Übrigens: Nicht wundern braucht man sich als Zuschauer, wenn Hape Kerkeling als Moderator der deutschen Jury nur die ersten drei Plätze verliest. Um Zeit zu sparen werden die restlichen Plätze wie schon im letzten Jahr nicht verlesen. Die Vergabe der Länderpunkte bleibt nichtsdestotrotz ein unberechenbarer Faktor, da gerade die Zuschauermassen als Voter die große Variable bei der Milchmädchenrechnung vieler Experten sind. Letztlich liegt es also am europäischen Publikum, das über das Abschneiden von Lena Meyer-Landrut und all der anderen Kandidaten richten darf. Das Hauptaugenmerk der Jurys indes wird vor allem auf der Songinterpretation und der Darbietung gelegen haben und da sind wir guter Dinge, da „unsere“ Lena gestern eine gute Tagesform erwischt hatte, die ihren „Satellite“ vielleicht auf die vorderen Plätze kreisen lässt.

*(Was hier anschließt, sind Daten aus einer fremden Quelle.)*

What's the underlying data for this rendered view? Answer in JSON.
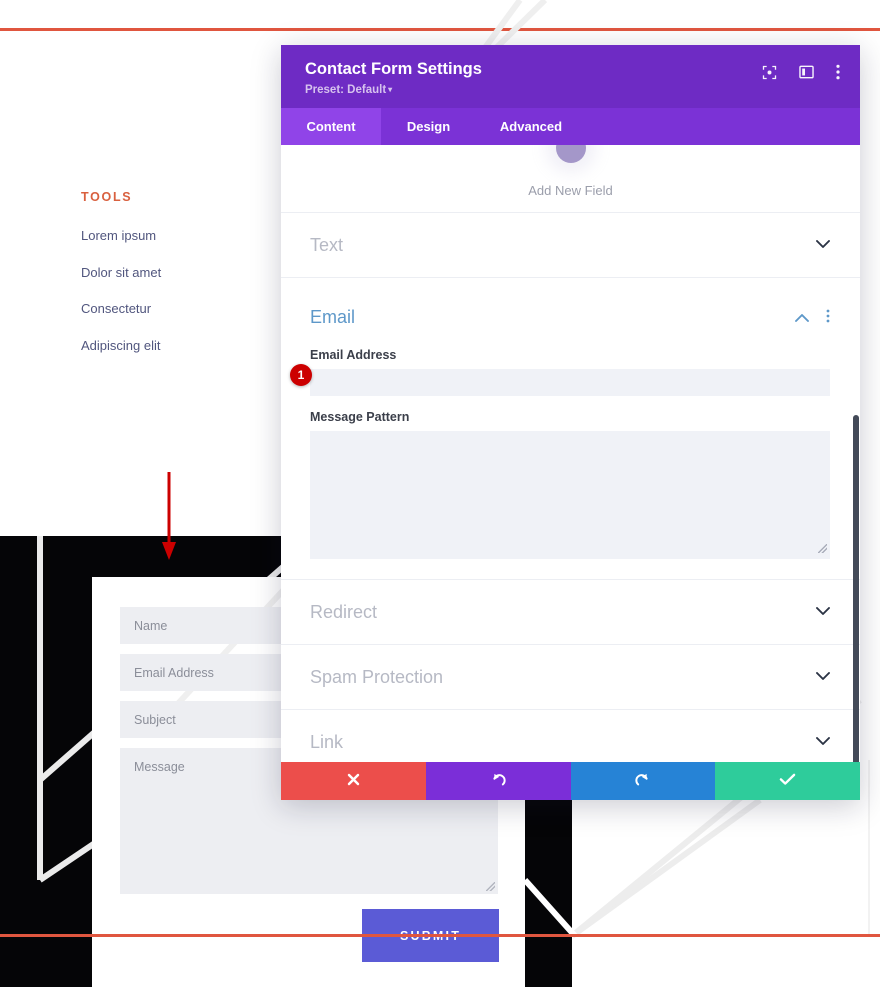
{
  "page": {
    "background": {
      "tools_heading": "TOOLS",
      "tools_links": [
        "Lorem ipsum",
        "Dolor sit amet",
        "Consectetur",
        "Adipiscing elit"
      ],
      "frontend_form": {
        "name_placeholder": "Name",
        "email_placeholder": "Email Address",
        "subject_placeholder": "Subject",
        "message_placeholder": "Message",
        "submit_label": "SUBMIT"
      },
      "accent_rule_color": "#e0563f",
      "submit_color": "#5b5bd6",
      "hero_color": "#050507"
    },
    "annotation": {
      "marker_number": "1",
      "marker_color": "#cc0000",
      "arrow_color": "#cc0000"
    }
  },
  "modal": {
    "title": "Contact Form Settings",
    "preset_label": "Preset: Default",
    "preset_caret": "▾",
    "header_color": "#6e2bc4",
    "tabbar_color": "#7b32d6",
    "active_tab_color": "#9044e8",
    "header_icons": [
      {
        "name": "focus-icon",
        "title": "Focus"
      },
      {
        "name": "layout-panel-icon",
        "title": "Layout"
      },
      {
        "name": "more-options-icon",
        "title": "More options"
      }
    ],
    "tabs": [
      {
        "label": "Content",
        "active": true
      },
      {
        "label": "Design",
        "active": false
      },
      {
        "label": "Advanced",
        "active": false
      }
    ],
    "add_new_field": {
      "label": "Add New Field"
    },
    "sections": [
      {
        "label": "Text",
        "state": "collapsed"
      },
      {
        "label": "Email",
        "state": "expanded"
      },
      {
        "label": "Redirect",
        "state": "collapsed"
      },
      {
        "label": "Spam Protection",
        "state": "collapsed"
      },
      {
        "label": "Link",
        "state": "collapsed"
      }
    ],
    "email_panel": {
      "email_address_label": "Email Address",
      "email_address_value": "",
      "email_address_placeholder": "",
      "message_pattern_label": "Message Pattern",
      "message_pattern_value": "",
      "message_pattern_placeholder": ""
    },
    "footer_buttons": [
      {
        "name": "close-button",
        "icon": "x-icon",
        "color": "#ec4e4b"
      },
      {
        "name": "undo-button",
        "icon": "undo-icon",
        "color": "#7b2ed8"
      },
      {
        "name": "redo-button",
        "icon": "redo-icon",
        "color": "#2683d6"
      },
      {
        "name": "save-button",
        "icon": "check-icon",
        "color": "#2ecc9b"
      }
    ]
  }
}
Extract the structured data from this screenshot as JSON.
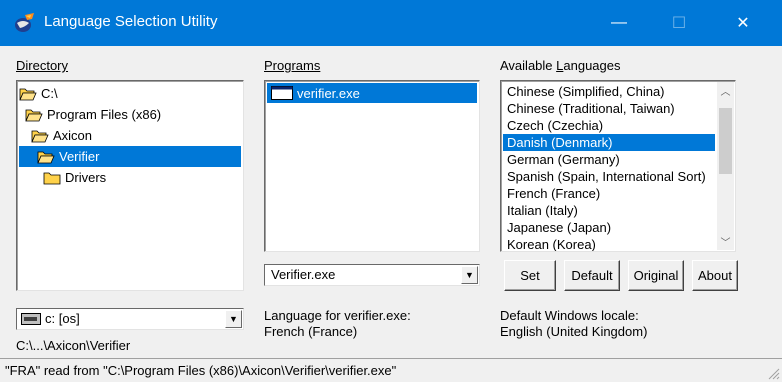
{
  "window": {
    "title": "Language Selection Utility",
    "controls": {
      "minimize": "—",
      "maximize": "☐",
      "close": "✕"
    }
  },
  "directory": {
    "label": "Directory",
    "tree": [
      {
        "label": "C:\\",
        "selected": false
      },
      {
        "label": "Program Files (x86)",
        "selected": false
      },
      {
        "label": "Axicon",
        "selected": false
      },
      {
        "label": "Verifier",
        "selected": true
      },
      {
        "label": "Drivers",
        "selected": false
      }
    ],
    "drive": "c: [os]",
    "path": "C:\\...\\Axicon\\Verifier"
  },
  "programs": {
    "label": "Programs",
    "items": [
      {
        "label": "verifier.exe",
        "selected": true
      }
    ],
    "filter": "Verifier.exe",
    "language_caption": "Language for verifier.exe:",
    "language_value": "French (France)"
  },
  "languages": {
    "label_prefix": "Available ",
    "label_underlined": "L",
    "label_suffix": "anguages",
    "items": [
      {
        "label": "Chinese (Simplified, China)",
        "selected": false
      },
      {
        "label": "Chinese (Traditional, Taiwan)",
        "selected": false
      },
      {
        "label": "Czech (Czechia)",
        "selected": false
      },
      {
        "label": "Danish (Denmark)",
        "selected": true
      },
      {
        "label": "German (Germany)",
        "selected": false
      },
      {
        "label": "Spanish (Spain, International Sort)",
        "selected": false
      },
      {
        "label": "French (France)",
        "selected": false
      },
      {
        "label": "Italian (Italy)",
        "selected": false
      },
      {
        "label": "Japanese (Japan)",
        "selected": false
      },
      {
        "label": "Korean (Korea)",
        "selected": false
      }
    ],
    "buttons": {
      "set": "Set",
      "default": "Default",
      "original": "Original",
      "about": "About"
    },
    "locale_caption": "Default Windows locale:",
    "locale_value": "English (United Kingdom)"
  },
  "status": {
    "text": "\"FRA\" read from \"C:\\Program Files (x86)\\Axicon\\Verifier\\verifier.exe\""
  },
  "colors": {
    "accent": "#0078d7",
    "face": "#f0f0f0",
    "folder": "#ffd24a"
  }
}
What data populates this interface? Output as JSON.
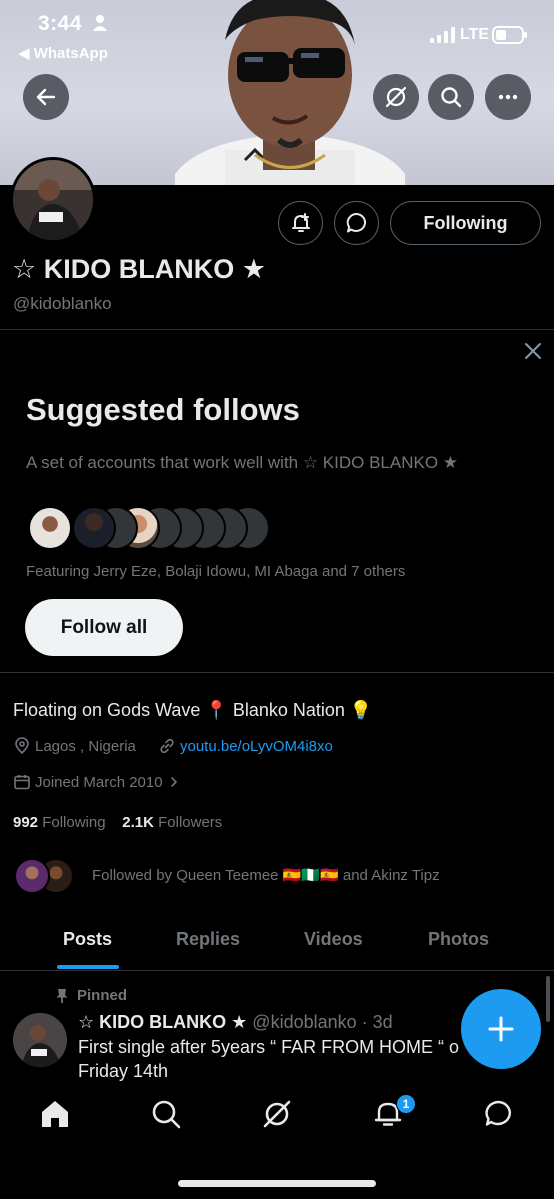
{
  "status_bar": {
    "time": "3:44",
    "back_app": "◀ WhatsApp",
    "network": "LTE"
  },
  "profile": {
    "name": "☆ KIDO BLANKO ★",
    "handle": "@kidoblanko",
    "following_button": "Following",
    "bio": "Floating on Gods Wave 📍 Blanko Nation 💡",
    "location": "Lagos , Nigeria",
    "website": "youtu.be/oLyvOM4i8xo",
    "joined": "Joined March 2010",
    "following_count": "992",
    "following_label": "Following",
    "followers_count": "2.1K",
    "followers_label": "Followers",
    "followed_by": "Followed by Queen Teemee 🇪🇸🇳🇬🇪🇸 and Akinz Tipz"
  },
  "suggested": {
    "title": "Suggested follows",
    "subtitle": "A set of accounts that work well with ☆ KIDO BLANKO ★",
    "featuring": "Featuring Jerry Eze, Bolaji Idowu, MI Abaga and 7 others",
    "follow_all": "Follow all"
  },
  "tabs": [
    {
      "label": "Posts",
      "active": true
    },
    {
      "label": "Replies",
      "active": false
    },
    {
      "label": "Videos",
      "active": false
    },
    {
      "label": "Photos",
      "active": false
    }
  ],
  "post": {
    "pinned_label": "Pinned",
    "author": "☆ KIDO BLANKO ★",
    "meta": "@kidoblanko · 3d",
    "line1": "First single after 5years “ FAR FROM HOME “ o",
    "line2": "Friday 14th"
  },
  "bottom_nav": {
    "notification_badge": "1"
  },
  "colors": {
    "accent": "#1d9bf0",
    "background": "#000000",
    "text_primary": "#e7e9ea",
    "text_secondary": "#71767b"
  }
}
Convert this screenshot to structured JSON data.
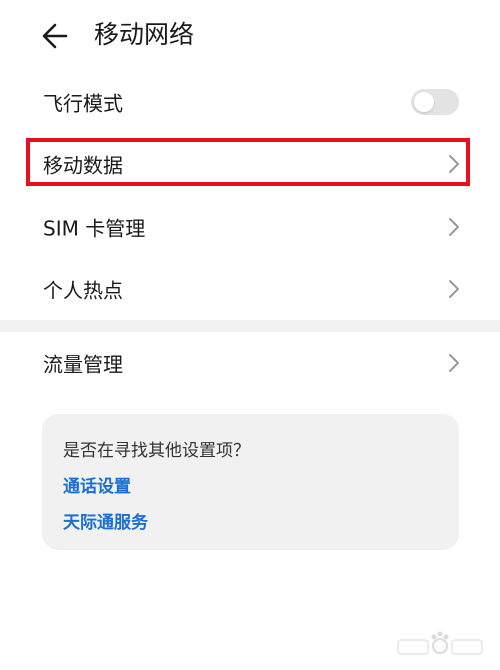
{
  "header": {
    "title": "移动网络",
    "back_icon": "arrow-left-icon"
  },
  "settings": {
    "airplane_mode": {
      "label": "飞行模式",
      "enabled": false
    },
    "mobile_data": {
      "label": "移动数据"
    },
    "sim_management": {
      "label": "SIM 卡管理"
    },
    "hotspot": {
      "label": "个人热点"
    },
    "data_usage": {
      "label": "流量管理"
    }
  },
  "suggestions": {
    "question": "是否在寻找其他设置项？",
    "links": [
      "通话设置",
      "天际通服务"
    ]
  },
  "colors": {
    "highlight": "#e8101b",
    "link": "#1a6fd1",
    "card_bg": "#f1f1f1",
    "toggle_off": "#e3e3e3"
  }
}
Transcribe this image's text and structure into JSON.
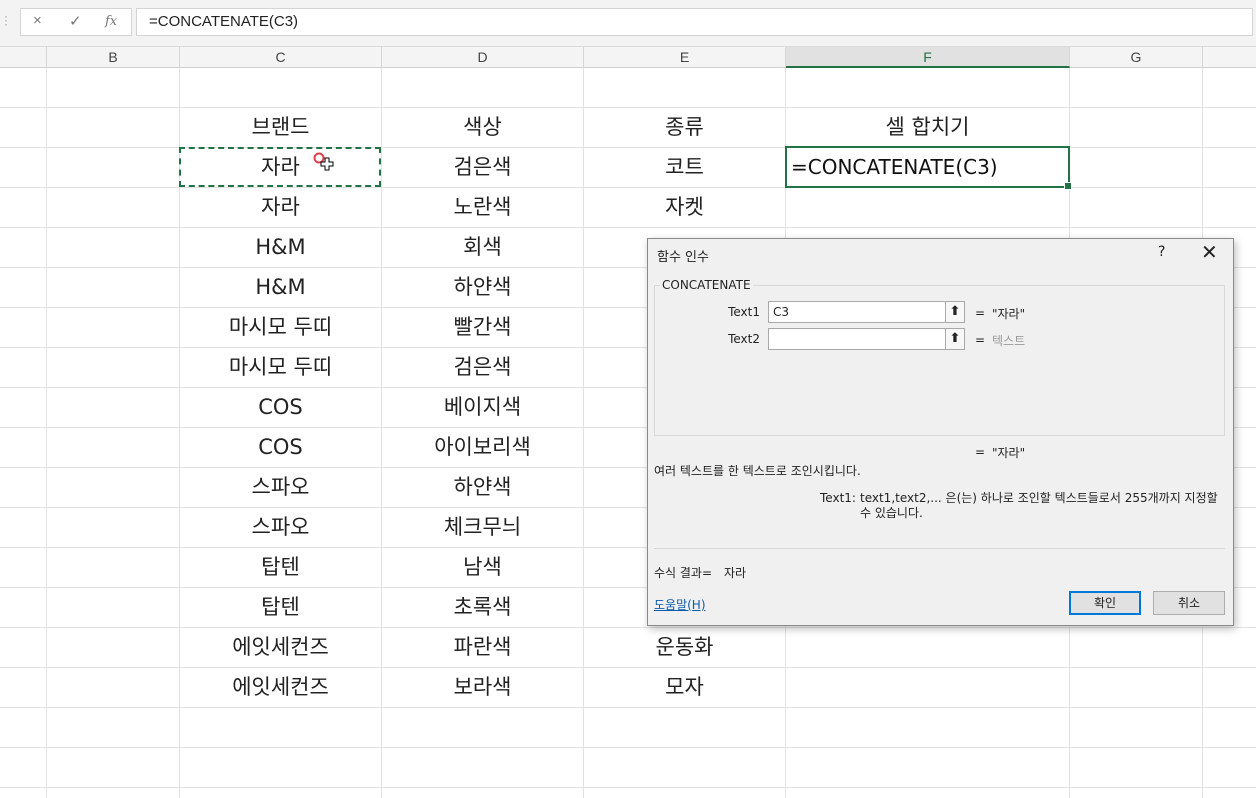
{
  "formula_bar": {
    "cancel_icon": "×",
    "enter_icon": "✓",
    "fx_icon": "fx",
    "formula": "=CONCATENATE(C3)"
  },
  "columns": [
    "B",
    "C",
    "D",
    "E",
    "F",
    "G"
  ],
  "selected_column": "F",
  "rows": [
    {
      "c": "브랜드",
      "d": "색상",
      "e": "종류",
      "f": "셀 합치기"
    },
    {
      "c": "자라",
      "d": "검은색",
      "e": "코트",
      "f": ""
    },
    {
      "c": "자라",
      "d": "노란색",
      "e": "자켓",
      "f": ""
    },
    {
      "c": "H&M",
      "d": "회색",
      "e": "",
      "f": ""
    },
    {
      "c": "H&M",
      "d": "하얀색",
      "e": "",
      "f": ""
    },
    {
      "c": "마시모 두띠",
      "d": "빨간색",
      "e": "",
      "f": ""
    },
    {
      "c": "마시모 두띠",
      "d": "검은색",
      "e": "",
      "f": ""
    },
    {
      "c": "COS",
      "d": "베이지색",
      "e": "",
      "f": ""
    },
    {
      "c": "COS",
      "d": "아이보리색",
      "e": "",
      "f": ""
    },
    {
      "c": "스파오",
      "d": "하얀색",
      "e": "",
      "f": ""
    },
    {
      "c": "스파오",
      "d": "체크무늬",
      "e": "",
      "f": ""
    },
    {
      "c": "탑텐",
      "d": "남색",
      "e": "",
      "f": ""
    },
    {
      "c": "탑텐",
      "d": "초록색",
      "e": "",
      "f": ""
    },
    {
      "c": "에잇세컨즈",
      "d": "파란색",
      "e": "운동화",
      "f": ""
    },
    {
      "c": "에잇세컨즈",
      "d": "보라색",
      "e": "모자",
      "f": ""
    }
  ],
  "active_cell_text": "=CONCATENATE(C3)",
  "dialog": {
    "title": "함수 인수",
    "help_icon": "?",
    "close_icon": "✕",
    "function_name": "CONCATENATE",
    "args": [
      {
        "label": "Text1",
        "value": "C3",
        "result": "\"자라\"",
        "muted": false
      },
      {
        "label": "Text2",
        "value": "",
        "result": "텍스트",
        "muted": true
      }
    ],
    "eq": "=",
    "overall_result": "\"자라\"",
    "description": "여러 텍스트를 한 텍스트로 조인시킵니다.",
    "arg_help_label": "Text1:",
    "arg_help_text": "text1,text2,... 은(는) 하나로 조인할 텍스트들로서 255개까지 지정할 수 있습니다.",
    "formula_result_label": "수식 결과=",
    "formula_result_value": "자라",
    "help_link": "도움말(H)",
    "ok_label": "확인",
    "cancel_label": "취소"
  },
  "colors": {
    "accent": "#217346",
    "dialog_primary": "#0078d7"
  }
}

Die Unberechenbarkeit dieses Wettbewerbs muss man jedoch im Hinterkopf behalten, liebäugelt man schon mit einem sicheren Sieg für Lena. Denn über Geschmack lässt sich bekanntlich streiten. Was den Ländern in Europa schmeckt, werden wir am heutigen Abend erfahren. Doch ist es gerade diese Ungewissheit über den Ausgang des europäischen Sangeswettbewerbs, die den Contest über Jahrzehnte am Leben gehalten hat. Drücken wir also Lena Meyer-Landrut bei hrem Rendevouz mit der großen Unbekannten im heutigen Finale beide Daumen!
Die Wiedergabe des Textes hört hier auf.